In the report, MAS said it will continue with the progressive reduction of new notes to reduce the environmental impact of new note issuance.

MAS added that it is also working with vendors to reduce the carbon emissions in producing currencies. Its outsourced currency operations accounted for more than 50 per cent of MAS’ total carbon emissions in the 2021 financial year.

It is working with its polymer note printer, Note Printing Australia, to reduce the carbon emissions from note production.

The company has increased the use of its renewable energy to 20 per cent of its grid electricity since July 2021 and is planning a production optimisation programme to further reduce its carbon emissions in the coming year, MAS said.

The efforts will pave the way for a sustainable future where MAS will no longer issue new notes for festive giving, it said in the report.

About 100 million pieces of new notes for Chinese New Year and other festive periods are issued annually. These new notes are used once for gifting, and the majority are returned to MAS shortly after.

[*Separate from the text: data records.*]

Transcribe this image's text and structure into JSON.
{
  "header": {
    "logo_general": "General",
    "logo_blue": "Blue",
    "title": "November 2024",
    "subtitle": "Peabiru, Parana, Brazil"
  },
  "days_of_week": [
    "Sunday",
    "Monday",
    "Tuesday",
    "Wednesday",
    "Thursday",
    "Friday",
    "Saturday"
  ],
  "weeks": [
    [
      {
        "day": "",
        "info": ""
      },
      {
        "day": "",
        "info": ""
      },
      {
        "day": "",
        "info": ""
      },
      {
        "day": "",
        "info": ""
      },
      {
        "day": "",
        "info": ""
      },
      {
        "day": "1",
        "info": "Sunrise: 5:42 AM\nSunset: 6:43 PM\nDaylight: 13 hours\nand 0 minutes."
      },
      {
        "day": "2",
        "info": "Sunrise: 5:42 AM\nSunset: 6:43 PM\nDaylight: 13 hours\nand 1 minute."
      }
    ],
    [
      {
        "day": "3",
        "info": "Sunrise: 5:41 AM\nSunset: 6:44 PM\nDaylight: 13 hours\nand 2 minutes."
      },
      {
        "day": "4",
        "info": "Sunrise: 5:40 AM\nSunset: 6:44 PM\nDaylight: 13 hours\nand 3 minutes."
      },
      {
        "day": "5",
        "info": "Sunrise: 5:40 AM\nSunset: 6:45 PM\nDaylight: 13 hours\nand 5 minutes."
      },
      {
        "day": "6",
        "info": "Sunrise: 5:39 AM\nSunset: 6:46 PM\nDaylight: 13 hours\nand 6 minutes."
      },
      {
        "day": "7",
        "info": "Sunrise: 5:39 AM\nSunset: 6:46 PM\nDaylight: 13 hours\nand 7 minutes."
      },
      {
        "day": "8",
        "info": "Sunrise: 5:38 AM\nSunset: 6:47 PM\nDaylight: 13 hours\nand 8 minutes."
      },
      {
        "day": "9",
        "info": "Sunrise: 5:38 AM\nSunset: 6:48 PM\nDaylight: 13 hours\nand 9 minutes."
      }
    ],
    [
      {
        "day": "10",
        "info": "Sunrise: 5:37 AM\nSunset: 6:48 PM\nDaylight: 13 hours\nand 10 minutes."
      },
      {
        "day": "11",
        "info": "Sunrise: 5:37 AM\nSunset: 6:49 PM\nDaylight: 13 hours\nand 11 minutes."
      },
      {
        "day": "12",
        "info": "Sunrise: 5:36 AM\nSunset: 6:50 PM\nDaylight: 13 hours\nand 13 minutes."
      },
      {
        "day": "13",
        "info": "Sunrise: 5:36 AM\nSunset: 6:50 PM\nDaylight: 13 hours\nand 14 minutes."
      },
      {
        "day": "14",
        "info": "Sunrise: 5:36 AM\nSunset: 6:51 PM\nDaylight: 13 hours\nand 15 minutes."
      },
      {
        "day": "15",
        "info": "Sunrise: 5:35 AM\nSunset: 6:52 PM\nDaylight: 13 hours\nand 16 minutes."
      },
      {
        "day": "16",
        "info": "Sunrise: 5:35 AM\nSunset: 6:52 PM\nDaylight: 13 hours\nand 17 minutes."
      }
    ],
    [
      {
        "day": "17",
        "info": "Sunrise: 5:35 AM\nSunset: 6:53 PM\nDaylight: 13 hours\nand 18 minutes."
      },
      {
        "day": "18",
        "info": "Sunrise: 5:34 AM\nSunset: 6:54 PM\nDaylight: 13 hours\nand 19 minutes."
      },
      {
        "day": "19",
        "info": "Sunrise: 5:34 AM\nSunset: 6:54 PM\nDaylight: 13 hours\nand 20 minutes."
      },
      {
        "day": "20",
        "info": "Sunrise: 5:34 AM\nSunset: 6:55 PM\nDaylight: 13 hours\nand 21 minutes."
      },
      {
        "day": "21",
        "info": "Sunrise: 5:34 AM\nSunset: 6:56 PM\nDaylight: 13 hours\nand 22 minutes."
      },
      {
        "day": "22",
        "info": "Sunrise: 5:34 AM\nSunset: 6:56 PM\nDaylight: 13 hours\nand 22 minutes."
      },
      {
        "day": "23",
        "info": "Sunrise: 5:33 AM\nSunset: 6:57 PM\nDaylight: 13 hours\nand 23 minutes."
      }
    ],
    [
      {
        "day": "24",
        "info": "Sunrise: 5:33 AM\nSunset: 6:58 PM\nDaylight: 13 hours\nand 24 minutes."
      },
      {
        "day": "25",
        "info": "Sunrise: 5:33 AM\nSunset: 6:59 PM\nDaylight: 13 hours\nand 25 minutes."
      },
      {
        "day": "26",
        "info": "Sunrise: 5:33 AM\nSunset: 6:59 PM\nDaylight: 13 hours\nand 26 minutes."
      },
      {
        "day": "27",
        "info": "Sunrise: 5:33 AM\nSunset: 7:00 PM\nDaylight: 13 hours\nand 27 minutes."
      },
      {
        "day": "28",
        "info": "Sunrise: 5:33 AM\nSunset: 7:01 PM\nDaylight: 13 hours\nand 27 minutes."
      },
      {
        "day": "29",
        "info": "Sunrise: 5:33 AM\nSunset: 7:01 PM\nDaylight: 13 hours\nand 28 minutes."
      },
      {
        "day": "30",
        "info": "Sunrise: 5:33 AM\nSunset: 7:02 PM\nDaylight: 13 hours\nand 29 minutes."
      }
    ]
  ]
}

Most of these returned notes are recirculated to meet demand, MAS said, but added that the excess notes will accumulate and are subsequently destroyed before the end of their useful life as they far exceed the replacement demand.

“This wastes resources, resulting in unwarranted carbon emissions,” it said.

Meanwhile, as the steward of Singapore’s official foreign reserves, MAS said it will exclude from its portfolio the equities and corporate bonds of companies that derive more than 10 per cent of their revenues from thermal coal mining and oil sands activities.

“Such companies have high transition risks but limited long-term prospects as the world transits to the use of cleaner or renewable sources of energy,” said Mr Menon.